At first glance, a lip-sync show may seem to be a strange conceptual basis for a semi-autobiographical piece of theatre. Yet Rachel Causer’s hilarious and emotionally poignant examination of modern femininity shows it is an idea bizarre enough to work. Under the direction of a pre-recorded tape, Causer explores what it means to be a “funny woman”, as well as examining the strength and complexity to the range of female comedians who inspired her.
The significantly limited space of the stage is littered with an array of carboard boxes and plastic bags, all representing different periods in Causer’s life, which she explores via the recorded audio of her own voice, who candidly and humorously dissects the exterior persona and interior reality of her past self. Opening the boxes, Causer’s audio reveals what each portion of her life influenced her journey of self-discovery as a comedian and performer.

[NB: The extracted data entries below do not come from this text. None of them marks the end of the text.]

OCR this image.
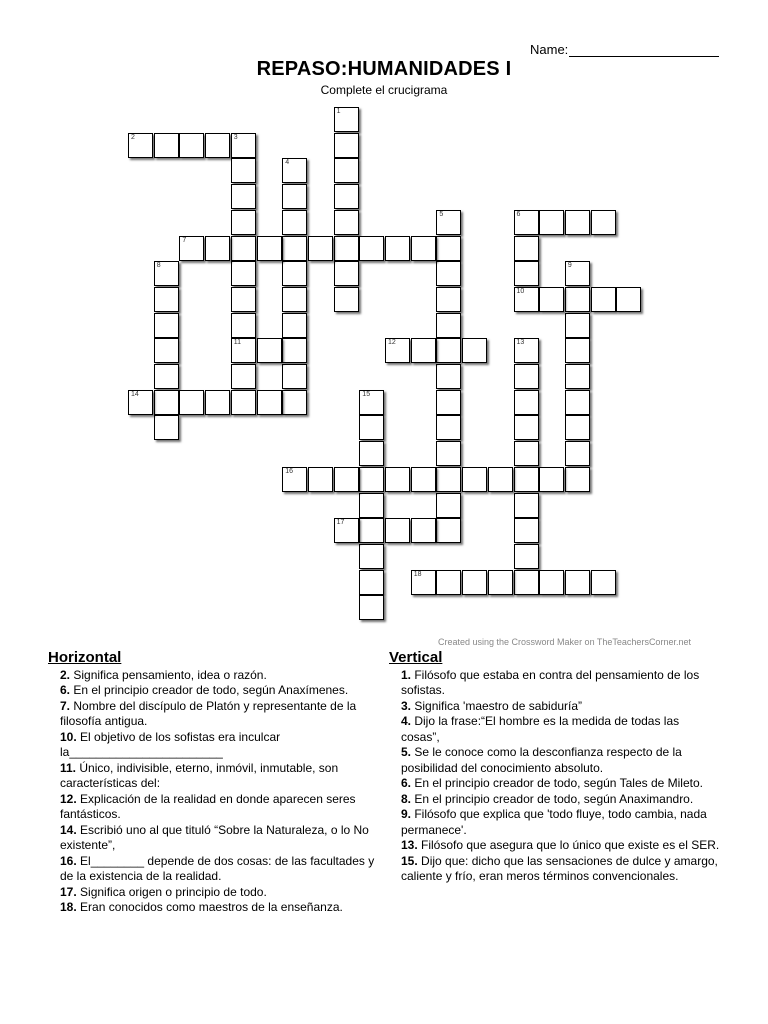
Name:
REPASO:HUMANIDADES I
Complete el crucigrama
1
2	3
11
4
5	6
7
8	9
10
12	13
14	15
16
17
18
Created using the Crossword Maker on TheTeachersCorner.net
Horizontal
2. Significa pensamiento, idea o razón.
6. En el principio creador de todo, según Anaxímenes.
7. Nombre del discípulo de Platón y representante de la filosofía antigua.
10. El objetivo de los sofistas era inculcar la_______________________
11. Único, indivisible, eterno, inmóvil, inmutable, son características del:
12. Explicación de la realidad en donde aparecen seres fantásticos.
14. Escribió uno al que tituló “Sobre la Naturaleza, o lo No existente”,
16. El________ depende de dos cosas: de las facultades y de la existencia de la realidad.
17. Significa origen o principio de todo.
18. Eran conocidos como maestros de la enseñanza.
Vertical
1. Filósofo que estaba en contra del pensamiento de los sofistas.
3. Significa 'maestro de sabiduría”
4. Dijo la frase:“El hombre es la medida de todas las cosas”,
5. Se le conoce como la desconfianza respecto de la posibilidad del conocimiento absoluto.
6. En el principio creador de todo, según Tales de Mileto.
8. En el principio creador de todo, según Anaximandro.
9. Filósofo que explica que 'todo fluye, todo cambia, nada permanece'.
13. Filósofo que asegura que lo único que existe es el SER.
15. Dijo que: dicho que las sensaciones de dulce y amargo, caliente y frío, eran meros términos convencionales.
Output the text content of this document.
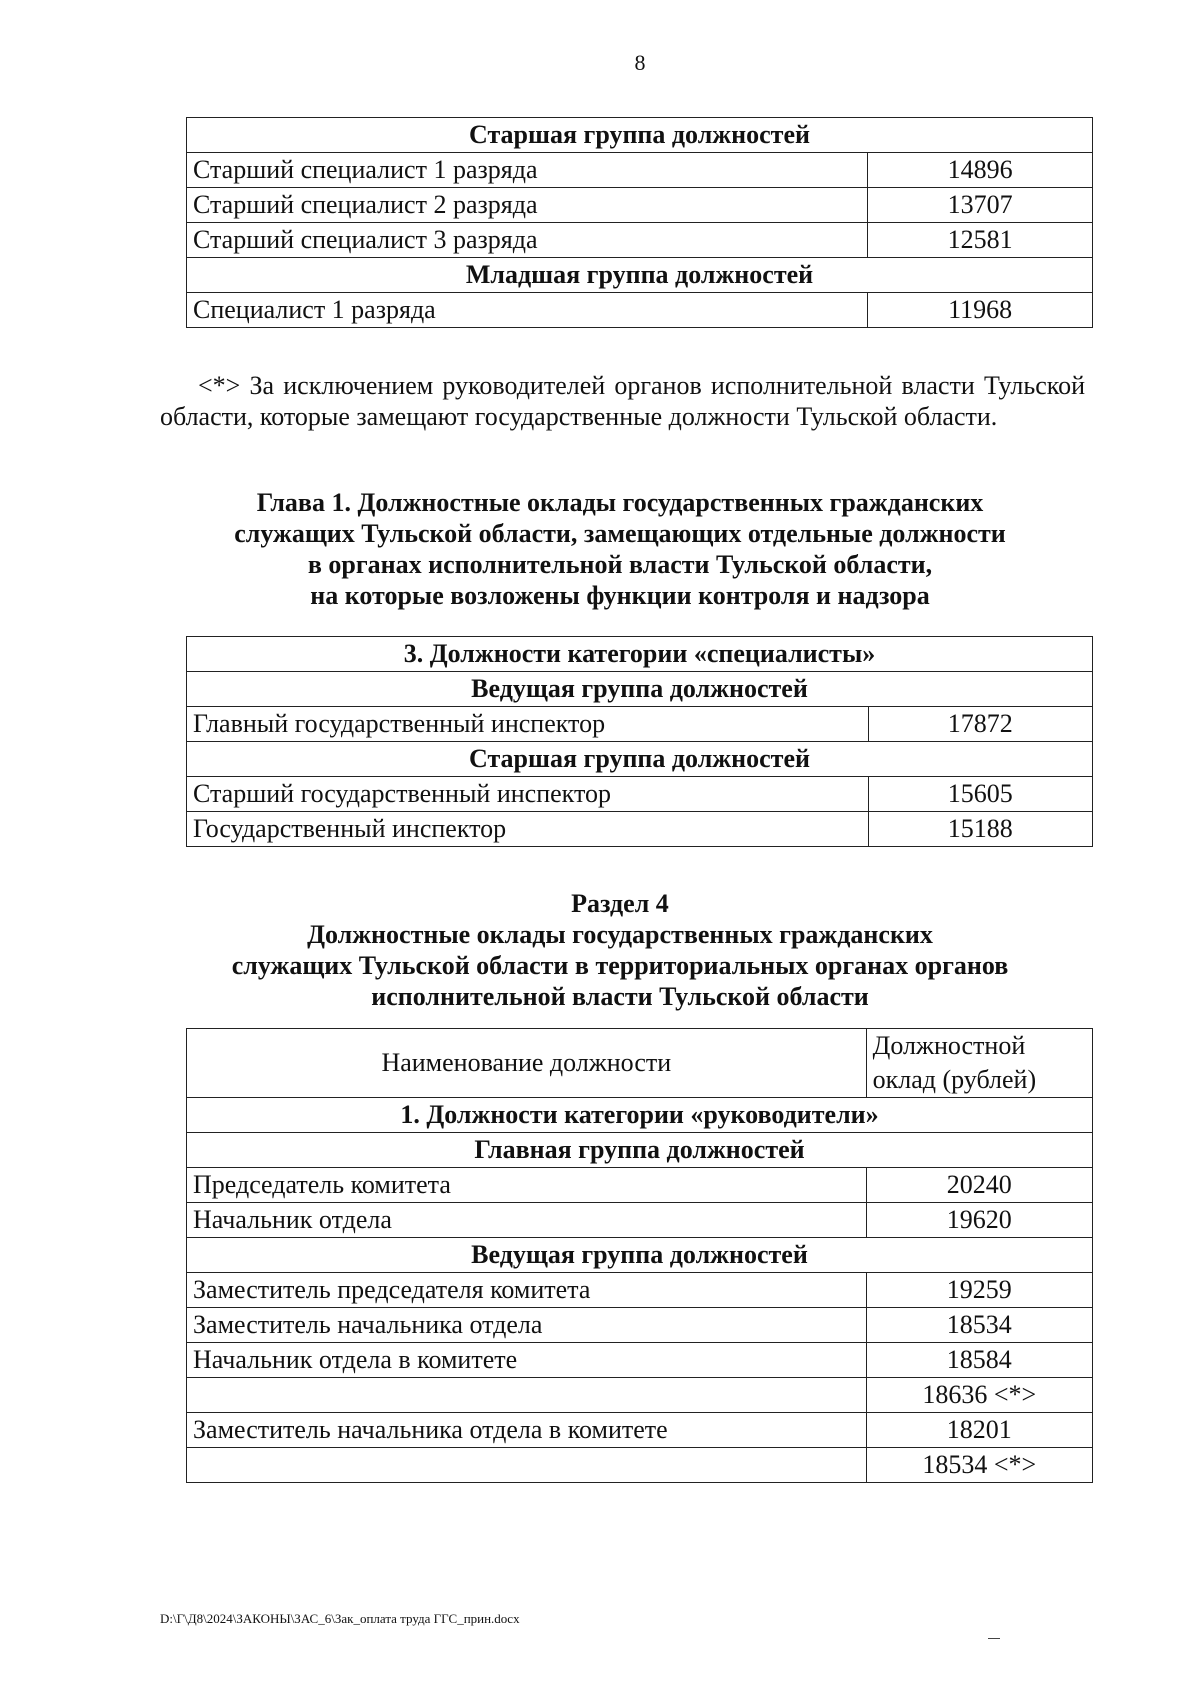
8
Старшая группа должностей	
Старший специалист 1 разряда	14896
Старший специалист 2 разряда	13707
Старший специалист 3 разряда	12581
Младшая группа должностей	
Специалист 1 разряда	11968

<*> За исключением руководителей органов исполнительной власти Тульской области, которые замещают государственные должности Тульской области.

Глава 1. Должностные оклады государственных гражданских
служащих Тульской области, замещающих отдельные должности
в органах исполнительной власти Тульской области,
на которые возложены функции контроля и надзора
3. Должности категории «специалисты»	
Ведущая группа должностей	
Главный государственный инспектор	17872
Старшая группа должностей	
Старший государственный инспектор	15605
Государственный инспектор	15188
Раздел 4
Должностные оклады государственных гражданских
служащих Тульской области в территориальных органах органов
исполнительной власти Тульской области
Наименование должности	Должностной оклад (рублей)
1. Должности категории «руководители»	
Главная группа должностей	
Председатель комитета	20240
Начальник отдела	19620
Ведущая группа должностей	
Заместитель председателя комитета	19259
Заместитель начальника отдела	18534
Начальник отдела в комитете	18584
	18636 <*>
Заместитель начальника отдела в комитете	18201
	18534 <*>
D:\Г\Д8\2024\ЗАКОНЫ\ЗАС_6\Зак_оплата труда ГГС_прин.docx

Each box is littered with screwed up paper notes of insecurities or antagonistic questions posed to her throughout her life, each chucked onto the floor as she examines her journey thus far. Mementos of her past self in the form of diaries, perfume bottles and old mobile phones are also removed from the boxes, marking the extensive physical vulnerability of her self-examination. Elements of her previous identity broadcast onto a white screen at the back of the stage; the audience learns 25-year-old, 20-year-old and 15-year-old Rachel’s favourite word, most common phrases and pictures from her youth. One of the most emotive moments in this self-examination occurs upon examining the boxes from her 15 year old self. Each one is full to the brim of screwed up paper insults, insecurities and doubts which she flings across the stage as each self-hating and judgemental phrase repeats over and over again on the audio track. It is hugely touching and vulnerable to watch Causer confront the insecurities and expectations that start at such an early age from learning to become a woman.
Each level of Causer’s exploration of her previous experiences, insecurities and identities is interspersed with vivacious and hilarious lip-synced interpretations of sketches by female comedians who have inspired her. It is during these segments of the piece in which Causer’s performance abilities really begin to shine. She utterly transforms into every comedian she embodies, through their posture, physicality and to even the most minute facial expressions; she truly captures the comedic essence. Whether Amy Schumer’s authentic proclamations of body positivity and self-acceptance or Andi Osho’s disillusionment with the rituals of modern dating, each sketch reflects the segment of Causer’s life the boxes had previously depicted, allowing her to demonstrate the solace to be found in looking up to the comedic female role models around us.
A combination of self-deprecating and intelligent humour, as well as a potent vulnerability, Causer’s latest performance exposes the reality behind not only how our own personal growth is marred by expectations of the roles women need to fulfil for society, but also how they impact even our greatest heroines.